ある特定の項目については、AもBも、と「切片化」して並べ、語りを整理していく。一つ一つ論を立ててから、整理していく。そのことに言及していない人もいるので、全員を引用するわけではない。引用する切片には「差異」があっていいしその方がいい。AとA’と・・。そのズレこそ経験の特色。

8) 理論的な考察を絡める場合。
「そういう語りを、自分は○○と解釈した。」と書けばいい。
恣意的に理論を作って語りを切るのでなくて、一人一人の語りを活かすことによってわかってきた、という流れで。
問題が見えていない場合は、語りの中から理論を見出すわけだが、今回の場合は逆。
「経験がもっている重さ」の方を強調する。経験はもっとおもしろい、と強調する。
この研究では問題が見えているので整理すればよく、かつ経験がもっているインパクトを強調する。
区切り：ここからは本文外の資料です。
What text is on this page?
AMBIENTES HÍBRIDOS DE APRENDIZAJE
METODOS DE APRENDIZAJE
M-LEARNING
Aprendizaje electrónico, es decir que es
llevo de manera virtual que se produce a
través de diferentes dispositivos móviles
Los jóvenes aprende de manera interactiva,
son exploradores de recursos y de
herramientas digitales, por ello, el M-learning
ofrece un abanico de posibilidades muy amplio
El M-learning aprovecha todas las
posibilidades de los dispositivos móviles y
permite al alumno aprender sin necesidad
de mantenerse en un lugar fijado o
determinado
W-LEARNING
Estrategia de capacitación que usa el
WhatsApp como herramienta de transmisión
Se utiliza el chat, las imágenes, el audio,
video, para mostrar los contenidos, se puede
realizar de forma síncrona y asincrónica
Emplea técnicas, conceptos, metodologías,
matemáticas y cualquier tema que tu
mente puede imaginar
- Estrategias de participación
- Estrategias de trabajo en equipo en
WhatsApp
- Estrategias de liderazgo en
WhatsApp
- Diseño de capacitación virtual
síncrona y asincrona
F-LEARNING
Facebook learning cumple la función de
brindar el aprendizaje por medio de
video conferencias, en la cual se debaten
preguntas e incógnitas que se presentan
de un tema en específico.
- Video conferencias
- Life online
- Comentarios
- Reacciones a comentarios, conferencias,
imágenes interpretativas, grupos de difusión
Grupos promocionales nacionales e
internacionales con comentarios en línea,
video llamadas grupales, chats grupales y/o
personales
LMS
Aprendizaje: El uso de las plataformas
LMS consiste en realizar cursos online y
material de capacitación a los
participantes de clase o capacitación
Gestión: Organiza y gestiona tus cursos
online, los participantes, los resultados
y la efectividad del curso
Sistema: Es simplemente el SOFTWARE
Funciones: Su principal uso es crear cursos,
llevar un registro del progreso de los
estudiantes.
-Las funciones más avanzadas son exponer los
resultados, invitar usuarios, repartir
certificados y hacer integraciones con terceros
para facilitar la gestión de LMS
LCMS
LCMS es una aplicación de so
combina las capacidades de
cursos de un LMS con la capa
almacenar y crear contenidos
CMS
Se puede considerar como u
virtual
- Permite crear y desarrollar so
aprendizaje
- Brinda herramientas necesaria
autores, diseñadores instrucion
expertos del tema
歴史的な背景をもって。こんなふうに語られたということで。

9) 3例や5例でも、「10例やっている中で特徴的だから」といえればいい。

10)機械的な項目立ては考え直した方がいい。
インタビューをもとにした場合は、「整理の仕方」が違ってくるはず。経験の中で見えてきたことを整理する枠組みを。

11) この研究は「オーラルヒストリー」にあたる。特定の事象に焦点化し、歴史のある経験をとらえている。
「ライフヒストリー」と称すると、今の時点で、現在と過去に触れることになる。相互行為的でなくても今だから、当時そう思っていた、といわなければならなくなる。「ライフ」という人生の幅を含めて聴く。その前までどう暮らしてきて、今に至っているのか。断片の一言であっても、ライフストーリーにはなる。
対して、「聞き取り」とは、自分に必要なテーマだけになる。